Consolidation Loans

Consolidation loans can be a good way to reduce monthly paperwork and the money spent on debt. In a consolidation loan, a consumer’s pre-existing loans are paid off with a new loan. This new loan usually has a lower interest rate and longer payment term than the loans that the consumer had before consolidating. This means that the consumer will have lower payments to meet every month, and in some cases will pay less over the entire life of the loan. In general, there are two types of consolidation loans, secured and unsecured. For a consumer in the market to consolidate his or her debt, it is important for him or her to understand both of these types of loans.

In order to save money with a consolidation loan, the new loan must have a lower interest rate or a longer payment period than the old loan. Most importantly, the new loan that is taken out must have a high enough amount of credit extended to cover the total amount of his or her debts. This new loan should be used to pay off all of the old debts. This will leave the consumer with one loan that he or she will have to make payments on.

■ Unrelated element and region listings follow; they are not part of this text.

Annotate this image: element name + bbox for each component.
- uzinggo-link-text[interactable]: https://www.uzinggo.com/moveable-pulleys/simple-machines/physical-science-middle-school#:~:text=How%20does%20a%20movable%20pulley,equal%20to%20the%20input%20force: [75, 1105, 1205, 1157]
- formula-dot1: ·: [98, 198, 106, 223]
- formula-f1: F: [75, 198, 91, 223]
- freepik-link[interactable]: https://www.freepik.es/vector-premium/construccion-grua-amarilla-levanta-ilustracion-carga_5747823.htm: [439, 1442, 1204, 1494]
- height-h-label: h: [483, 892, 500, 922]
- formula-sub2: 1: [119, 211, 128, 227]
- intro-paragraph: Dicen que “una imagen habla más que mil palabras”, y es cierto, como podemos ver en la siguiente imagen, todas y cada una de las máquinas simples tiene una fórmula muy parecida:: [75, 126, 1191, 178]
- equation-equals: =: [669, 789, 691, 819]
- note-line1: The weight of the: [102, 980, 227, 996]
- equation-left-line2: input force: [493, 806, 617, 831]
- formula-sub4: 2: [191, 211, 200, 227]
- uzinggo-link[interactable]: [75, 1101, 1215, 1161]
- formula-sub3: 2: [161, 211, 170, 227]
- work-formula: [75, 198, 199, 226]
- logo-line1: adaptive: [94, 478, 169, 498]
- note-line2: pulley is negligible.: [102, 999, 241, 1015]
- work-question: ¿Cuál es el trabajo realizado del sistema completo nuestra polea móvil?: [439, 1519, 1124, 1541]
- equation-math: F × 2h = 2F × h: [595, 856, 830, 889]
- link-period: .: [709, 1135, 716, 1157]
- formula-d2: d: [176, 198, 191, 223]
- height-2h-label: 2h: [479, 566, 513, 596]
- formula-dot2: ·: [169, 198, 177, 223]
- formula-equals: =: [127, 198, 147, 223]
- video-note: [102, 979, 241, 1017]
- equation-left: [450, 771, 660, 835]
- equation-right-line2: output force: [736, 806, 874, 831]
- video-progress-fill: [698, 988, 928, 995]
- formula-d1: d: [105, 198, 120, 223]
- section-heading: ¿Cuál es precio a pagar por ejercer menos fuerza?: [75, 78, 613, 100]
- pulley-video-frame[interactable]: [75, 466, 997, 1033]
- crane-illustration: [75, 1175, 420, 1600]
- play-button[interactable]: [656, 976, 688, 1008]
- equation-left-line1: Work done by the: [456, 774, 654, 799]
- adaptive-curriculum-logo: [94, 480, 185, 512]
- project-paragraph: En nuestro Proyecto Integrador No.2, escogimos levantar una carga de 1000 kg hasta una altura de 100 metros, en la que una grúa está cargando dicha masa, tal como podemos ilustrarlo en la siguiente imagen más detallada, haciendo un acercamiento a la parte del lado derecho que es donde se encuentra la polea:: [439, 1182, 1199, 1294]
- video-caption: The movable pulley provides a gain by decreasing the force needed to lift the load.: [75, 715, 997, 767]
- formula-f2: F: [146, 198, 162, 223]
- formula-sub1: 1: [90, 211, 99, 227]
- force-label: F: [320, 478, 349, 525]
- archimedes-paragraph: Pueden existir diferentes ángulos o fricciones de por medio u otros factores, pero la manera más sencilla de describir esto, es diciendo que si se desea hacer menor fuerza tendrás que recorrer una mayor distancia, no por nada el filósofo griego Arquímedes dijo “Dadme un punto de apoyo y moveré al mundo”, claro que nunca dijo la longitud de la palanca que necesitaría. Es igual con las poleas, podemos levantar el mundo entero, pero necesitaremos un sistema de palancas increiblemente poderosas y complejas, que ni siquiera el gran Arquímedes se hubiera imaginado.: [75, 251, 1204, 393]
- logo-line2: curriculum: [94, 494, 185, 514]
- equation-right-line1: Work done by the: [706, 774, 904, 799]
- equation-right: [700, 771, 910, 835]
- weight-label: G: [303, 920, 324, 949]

Unsecured consolidation loans are a type of debt that is not backed by any assets or collateral. In general, the most common examples of this type of debt are credit cards. When using an unsecured loan to consolidate, a person has to apply and be approved for a new loan. Unsecured loans are a good way to consolidate small amounts of debts. It is usually recommended to use this type of loan to pay off both secured and unsecured high interest debts. 

Secured loans, on the other hand, are secured with assets which can be repossessed or taken back by the lender in the event that the person who has taken out the loan is unwilling or unable to make their payments. The most common examples of these types of loans are auto loans and home mortgages. Because every secured loan is backed by an asset, these loans typically come with lower interest rates than unsecured loans. Before opting for this type of loan, however, a consumer should carefully consider if he or she is willing to lose the assets that he or she has put up as collateral. Other than this difference, however, secured consolidation loans are very similar to unsecured consolidation loans.